First off, there’s far more exploration to do, because we’re not only iterating over states, but also actions. You’ll need to run this for longer before it converges.

Also, we’re going to have to store both the states and the actions in the buffer.

np.random.seed(42)

# Global buffers to perform averaging later
# Second dimension is the actions
value_sum = np.zeros((end_position + 1, 2))
n_hits = np.zeros((end_position + 1, 2))

# A helper function to map the actions to valid buffer indices
def action_value_mapping(x): return 0 if x == -1 else 1


n_iter = 10
for i in range(n_iter):
    position_history = [] # A log of positions in this episode
    current_position = starting_position # Reset
    current_action = strategy()
    while True:
        # Append position to log
        position_history.append((current_position, current_action))

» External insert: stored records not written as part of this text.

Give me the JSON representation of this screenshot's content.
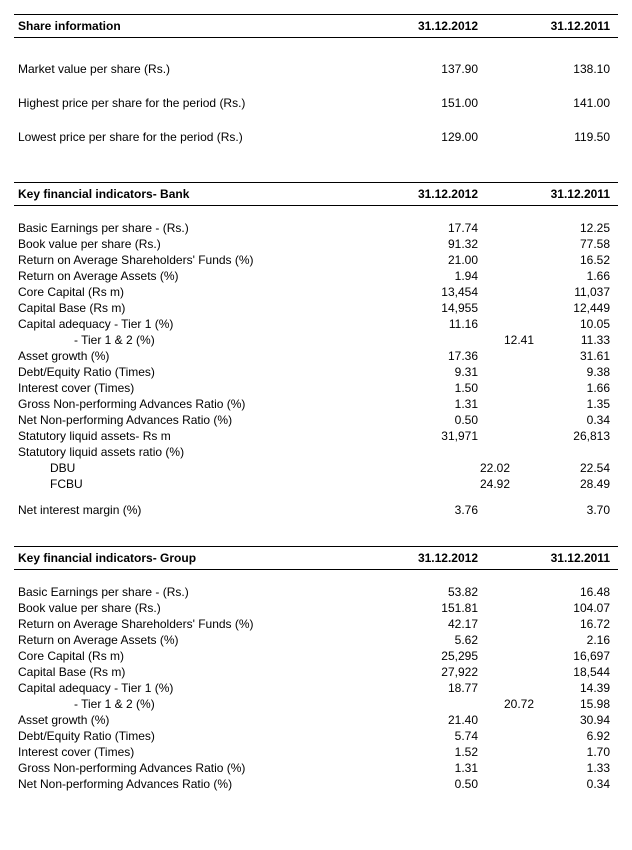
{
  "col1": "31.12.2012",
  "col2": "31.12.2011",
  "share": {
    "title": "Share information",
    "rows": [
      {
        "label": "Market value per share (Rs.)",
        "v1": "137.90",
        "v2": "138.10"
      },
      {
        "label": "Highest price per share for the period (Rs.)",
        "v1": "151.00",
        "v2": "141.00"
      },
      {
        "label": "Lowest price per share for the period (Rs.)",
        "v1": "129.00",
        "v2": "119.50"
      }
    ]
  },
  "bank": {
    "title": "Key financial indicators- Bank",
    "rows": [
      {
        "label": "Basic Earnings per share -  (Rs.)",
        "v1": "17.74",
        "v2": "12.25"
      },
      {
        "label": "Book value per share (Rs.)",
        "v1": "91.32",
        "v2": "77.58"
      },
      {
        "label": "Return on Average Shareholders' Funds (%)",
        "v1": "21.00",
        "v2": "16.52"
      },
      {
        "label": "Return on Average Assets (%)",
        "v1": "1.94",
        "v2": "1.66"
      },
      {
        "label": "Core Capital (Rs m)",
        "v1": "13,454",
        "v2": "11,037"
      },
      {
        "label": "Capital Base (Rs m)",
        "v1": "14,955",
        "v2": "12,449"
      },
      {
        "label": "Capital adequacy - Tier 1 (%)",
        "v1": "11.16",
        "v2": "10.05"
      },
      {
        "label": "- Tier 1 & 2 (%)",
        "v1": "12.41",
        "v2": "11.33",
        "indent": 1
      },
      {
        "label": "Asset growth (%)",
        "v1": "17.36",
        "v2": "31.61"
      },
      {
        "label": "Debt/Equity Ratio (Times)",
        "v1": "9.31",
        "v2": "9.38"
      },
      {
        "label": "Interest cover (Times)",
        "v1": "1.50",
        "v2": "1.66"
      },
      {
        "label": "Gross Non-performing Advances Ratio (%)",
        "v1": "1.31",
        "v2": "1.35"
      },
      {
        "label": "Net Non-performing Advances Ratio (%)",
        "v1": "0.50",
        "v2": "0.34"
      },
      {
        "label": "Statutory liquid assets- Rs m",
        "v1": "31,971",
        "v2": "26,813"
      },
      {
        "label": "Statutory liquid assets ratio (%)",
        "v1": "",
        "v2": ""
      },
      {
        "label": "DBU",
        "v1": "22.02",
        "v2": "22.54",
        "indent": 2
      },
      {
        "label": "FCBU",
        "v1": "24.92",
        "v2": "28.49",
        "indent": 2
      }
    ],
    "nim": {
      "label": "Net interest margin (%)",
      "v1": "3.76",
      "v2": "3.70"
    }
  },
  "group": {
    "title": "Key financial indicators- Group",
    "rows": [
      {
        "label": "Basic Earnings per share -  (Rs.)",
        "v1": "53.82",
        "v2": "16.48"
      },
      {
        "label": "Book value per share (Rs.)",
        "v1": "151.81",
        "v2": "104.07"
      },
      {
        "label": "Return on Average Shareholders' Funds (%)",
        "v1": "42.17",
        "v2": "16.72"
      },
      {
        "label": "Return on Average Assets (%)",
        "v1": "5.62",
        "v2": "2.16"
      },
      {
        "label": "Core Capital (Rs m)",
        "v1": "25,295",
        "v2": "16,697"
      },
      {
        "label": "Capital Base (Rs m)",
        "v1": "27,922",
        "v2": "18,544"
      },
      {
        "label": "Capital adequacy - Tier 1 (%)",
        "v1": "18.77",
        "v2": "14.39"
      },
      {
        "label": "- Tier 1 & 2 (%)",
        "v1": "20.72",
        "v2": "15.98",
        "indent": 1
      },
      {
        "label": "Asset growth (%)",
        "v1": "21.40",
        "v2": "30.94"
      },
      {
        "label": "Debt/Equity Ratio (Times)",
        "v1": "5.74",
        "v2": "6.92"
      },
      {
        "label": "Interest cover (Times)",
        "v1": "1.52",
        "v2": "1.70"
      },
      {
        "label": "Gross Non-performing Advances Ratio (%)",
        "v1": "1.31",
        "v2": "1.33"
      },
      {
        "label": "Net Non-performing Advances Ratio (%)",
        "v1": "0.50",
        "v2": "0.34"
      }
    ]
  }
}
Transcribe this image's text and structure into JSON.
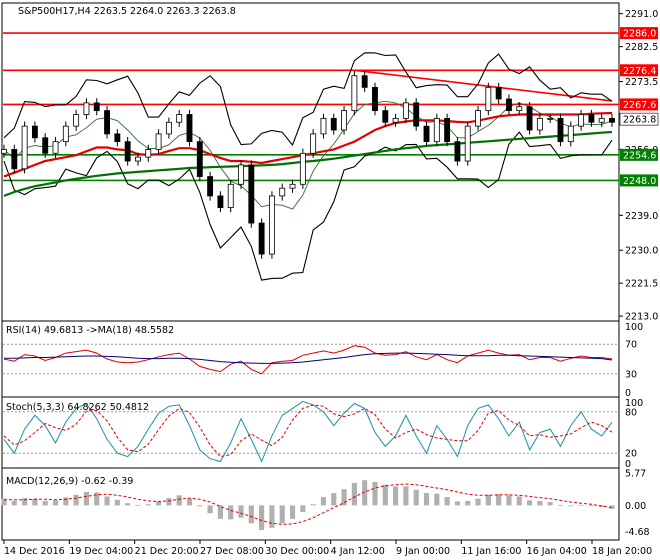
{
  "chart_data": {
    "type": "candlestick",
    "symbol_header": "S&P500H17,H4  2263.5 2264.0 2263.3 2263.8",
    "main_panel": {
      "ylim": [
        2212.0,
        2293.5
      ],
      "price_ticks": [
        2291.0,
        2282.5,
        2273.5,
        2256.0,
        2239.0,
        2230.0,
        2221.5,
        2213.0
      ],
      "x_labels": [
        "14 Dec 2016",
        "19 Dec 04:00",
        "21 Dec 20:00",
        "27 Dec 08:00",
        "30 Dec 00:00",
        "4 Jan 12:00",
        "9 Jan 00:00",
        "11 Jan 16:00",
        "16 Jan 04:00",
        "18 Jan 20:00"
      ],
      "levels": [
        {
          "value": 2286.0,
          "label": "2286.0",
          "color": "#ff0000"
        },
        {
          "value": 2276.4,
          "label": "2276.4",
          "color": "#ff0000"
        },
        {
          "value": 2267.6,
          "label": "2267.6",
          "color": "#ff0000"
        },
        {
          "value": 2254.6,
          "label": "2254.6",
          "color": "#008000"
        },
        {
          "value": 2248.0,
          "label": "2248.0",
          "color": "#008000"
        }
      ],
      "current_price": {
        "value": 2263.8,
        "label": "2263.8"
      },
      "trendline": {
        "from": 2276.4,
        "to": 2268.5,
        "color": "#ff0000"
      },
      "close_path": [
        2256,
        2251,
        2262,
        2259,
        2255,
        2258,
        2262,
        2265,
        2268,
        2266,
        2260,
        2258,
        2253,
        2254,
        2256,
        2260,
        2263,
        2265,
        2258,
        2249,
        2244,
        2241,
        2247,
        2252,
        2237,
        2229,
        2244,
        2246,
        2247,
        2255,
        2260,
        2264,
        2261,
        2266,
        2275,
        2272,
        2266,
        2263,
        2264,
        2268,
        2262,
        2258,
        2264,
        2258,
        2253,
        2262,
        2266,
        2272,
        2269,
        2266,
        2267,
        2261,
        2264,
        2264,
        2258,
        2262,
        2265,
        2263,
        2264,
        2263
      ],
      "ma_red_path": [
        2249,
        2250,
        2251,
        2252,
        2253,
        2253.5,
        2254,
        2254.5,
        2255.5,
        2256.5,
        2256.5,
        2256,
        2255.8,
        2254.8,
        2254.6,
        2254.8,
        2255.6,
        2256.3,
        2256.3,
        2255.8,
        2254.8,
        2253.8,
        2253,
        2253,
        2252.8,
        2252.5,
        2253,
        2253.5,
        2254,
        2254.5,
        2255,
        2255.5,
        2256,
        2257,
        2258,
        2259.5,
        2261,
        2262,
        2262.8,
        2263.2,
        2263.5,
        2263.5,
        2263.5,
        2263.3,
        2263.1,
        2263,
        2263.4,
        2264,
        2264.5,
        2264.8,
        2265,
        2265,
        2265,
        2265,
        2265,
        2265,
        2265,
        2265.2,
        2265.3,
        2265.4
      ],
      "ma_green_path": [
        2244,
        2245,
        2245.8,
        2246.5,
        2247,
        2247.5,
        2248,
        2248.4,
        2248.8,
        2249.2,
        2249.5,
        2249.8,
        2250,
        2250.2,
        2250.4,
        2250.6,
        2250.8,
        2251,
        2251.2,
        2251.3,
        2251.4,
        2251.5,
        2251.6,
        2251.7,
        2251.8,
        2251.9,
        2252,
        2252.2,
        2252.5,
        2252.8,
        2253,
        2253.3,
        2253.6,
        2254,
        2254.4,
        2254.8,
        2255.2,
        2255.6,
        2256,
        2256.3,
        2256.6,
        2256.9,
        2257.1,
        2257.3,
        2257.5,
        2257.7,
        2257.9,
        2258.1,
        2258.3,
        2258.5,
        2258.7,
        2258.9,
        2259.1,
        2259.3,
        2259.5,
        2259.7,
        2259.9,
        2260.1,
        2260.3,
        2260.5
      ]
    },
    "rsi_panel": {
      "header": "RSI(14) 49.6813  ->MA(18) 48.5582",
      "ylim": [
        0,
        100
      ],
      "ticks": [
        100,
        70,
        30,
        0
      ],
      "rsi_path": [
        50,
        47,
        56,
        54,
        48,
        52,
        58,
        60,
        62,
        58,
        50,
        46,
        45,
        46,
        49,
        53,
        56,
        58,
        50,
        40,
        36,
        33,
        43,
        47,
        36,
        30,
        45,
        47,
        48,
        55,
        58,
        61,
        58,
        62,
        68,
        66,
        58,
        55,
        56,
        60,
        53,
        49,
        56,
        49,
        45,
        54,
        58,
        62,
        58,
        55,
        56,
        49,
        52,
        52,
        47,
        51,
        54,
        52,
        52,
        50
      ],
      "ma_path": [
        51,
        51,
        51.5,
        52,
        52,
        52.5,
        53,
        53.5,
        54,
        54,
        53.5,
        53,
        52,
        51,
        50.5,
        50.5,
        51,
        51,
        50.5,
        49.5,
        48,
        46.5,
        45.5,
        45,
        44.5,
        44,
        44,
        44.5,
        45,
        46,
        47.5,
        49,
        50.5,
        52,
        54,
        56,
        57,
        57.5,
        58,
        58,
        57.5,
        57,
        56.5,
        56,
        55,
        54.5,
        54.5,
        54.5,
        55,
        55,
        54.5,
        54,
        53.5,
        53,
        52.5,
        52,
        51.5,
        51,
        50.5,
        48.6
      ]
    },
    "stoch_panel": {
      "header": "Stoch(5,3,3) 64.8262 50.4812",
      "ylim": [
        0,
        100
      ],
      "ticks": [
        100,
        80,
        20,
        0
      ],
      "k_path": [
        40,
        20,
        55,
        75,
        60,
        35,
        65,
        85,
        92,
        70,
        40,
        20,
        15,
        30,
        55,
        78,
        88,
        90,
        60,
        25,
        12,
        8,
        35,
        70,
        40,
        8,
        45,
        75,
        85,
        95,
        90,
        80,
        60,
        78,
        92,
        85,
        50,
        30,
        45,
        75,
        45,
        20,
        60,
        40,
        15,
        60,
        85,
        90,
        70,
        45,
        65,
        25,
        50,
        55,
        30,
        60,
        80,
        55,
        45,
        64.8
      ],
      "d_path": [
        45,
        32,
        38,
        50,
        63,
        57,
        53,
        62,
        81,
        82,
        67,
        43,
        25,
        22,
        33,
        54,
        74,
        85,
        79,
        58,
        32,
        15,
        18,
        38,
        48,
        39,
        31,
        43,
        68,
        85,
        90,
        88,
        77,
        73,
        77,
        85,
        76,
        55,
        42,
        50,
        55,
        47,
        42,
        40,
        38,
        38,
        53,
        78,
        82,
        68,
        60,
        45,
        47,
        43,
        45,
        48,
        57,
        65,
        60,
        50.5
      ]
    },
    "macd_panel": {
      "header": "MACD(12,26,9) -0.62 -0.39",
      "ylim": [
        -6.0,
        6.5
      ],
      "ticks": [
        5.77,
        0.0,
        -4.68
      ],
      "hist": [
        1.2,
        0.8,
        1.3,
        1.2,
        0.8,
        0.9,
        1.4,
        1.9,
        2.4,
        2.3,
        1.6,
        1.0,
        0.4,
        0.1,
        0.2,
        0.7,
        1.3,
        1.8,
        1.2,
        -0.2,
        -1.4,
        -2.4,
        -2.5,
        -2.2,
        -3.2,
        -4.4,
        -4.0,
        -3.2,
        -2.4,
        -1.2,
        0.2,
        1.5,
        2.2,
        2.9,
        4.0,
        4.5,
        4.2,
        3.7,
        3.4,
        3.4,
        2.8,
        2.2,
        2.1,
        1.5,
        0.7,
        0.8,
        1.2,
        1.9,
        2.0,
        1.8,
        1.6,
        0.9,
        0.8,
        0.6,
        0.1,
        0.0,
        0.1,
        -0.1,
        -0.3,
        -0.62
      ],
      "signal": [
        1.0,
        1.0,
        1.0,
        1.1,
        1.1,
        1.0,
        1.1,
        1.3,
        1.6,
        1.9,
        2.0,
        1.8,
        1.5,
        1.1,
        0.8,
        0.7,
        0.8,
        1.1,
        1.3,
        1.1,
        0.6,
        -0.2,
        -0.9,
        -1.4,
        -2.0,
        -2.7,
        -3.2,
        -3.4,
        -3.3,
        -2.9,
        -2.2,
        -1.3,
        -0.4,
        0.5,
        1.5,
        2.4,
        3.1,
        3.5,
        3.7,
        3.8,
        3.7,
        3.4,
        3.1,
        2.8,
        2.4,
        2.0,
        1.8,
        1.8,
        1.9,
        1.9,
        1.8,
        1.6,
        1.4,
        1.2,
        0.9,
        0.6,
        0.4,
        0.2,
        -0.1,
        -0.39
      ]
    }
  }
}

        if is_terminating(current_position):
            break
        
        # Update current position according to strategy
        current_position += strategy()

    # Now the episode has finished, what was the reward?
    current_reward = reward(current_position)
    
    # Now add the reward to the buffers that allow you to calculate the average
    for pos, act in position_history:
        value_sum[pos, action_value_mapping(act)] += current_reward
        n_hits[pos, action_value_mapping(act)] += 1
        
    # Now calculate the average for this episode and print
    expect_return_0 = ', '.join(
        f'{q:.2f}' for q in value_sum[:, 0] / n_hits[:, 0])
    expect_return_1 = ', '.join(
        f'{q:.2f}' for q in value_sum[:, 1] / n_hits[:, 1])
    print("[{}] Average reward: [{} ; {}]".format(
        i, expect_return_0, expect_return_1))
[0] Average reward: [nan, 5.00, 5.00, 5.00, 5.00, 5.00 ; nan, nan, nan, nan, nan, nan]
[1] Average reward: [0.00, 3.33, 5.00, 5.00, 5.00, 5.00 ; nan, nan, nan, nan, nan, nan]
[2] Average reward: [0.00, 2.50, 5.00, 5.00, 5.00, 5.00 ; nan, nan, nan, nan, nan, nan]
[3] Average reward: [0.00, 2.50, 5.00, 5.00, 5.00, 5.00 ; 0.00, 0.00, nan, nan, nan, nan]
[4] Average reward: [0.00, 1.67, 3.75, 5.00, 5.00, 5.00 ; 0.00, 0.00, nan, nan, nan, nan]
[5] Average reward: [0.00, 1.43, 3.75, 5.00, 5.00, 5.00 ; 0.00, 0.00, nan, nan, nan, nan]
[6] Average reward: [0.00, 1.43, 3.75, 5.00, 5.00, 5.00 ; 0.00, 0.00, nan, nan, nan, nan]
[7] Average reward: [0.00, 1.43, 3.75, 5.00, 5.00, 5.00 ; 0.00, 0.00, 0.00, nan, nan, nan]
[8] Average reward: [0.00, 1.43, 3.75, 5.00, 5.00, 5.00 ; 0.00, 0.00, 0.00, 0.00, nan, nan]
[9] Average reward: [0.00, 1.25, 3.75, 5.00, 5.00, 5.00 ; 0.00, 0.00, 0.00, 0.00, nan, nan]
/usr/local/lib/python3.7/dist-packages/ipykernel_launcher.py:37: RuntimeWarning: invalid value encountered in true_divide
/usr/local/lib/python3.7/dist-packages/ipykernel_launcher.py:39: RuntimeWarning: invalid value encountered in true_divide

Discussion

I’ve capped the number of episodes to 10 again. I encourage you to run this yourself and change this to 10,000.

You can see that the results are similar, except for the fact that one of the actions (the action heading towards the cliff) is always zero, as you might expect.

So what’s the point of this if the result is basically the same? The key is that enumerating the action simplifies latter algorithms. With the state-value function your agent has to figure out how to get to better states in order to maximise the expected return. However, if you have the actions at hand, you can simply pick the next best action!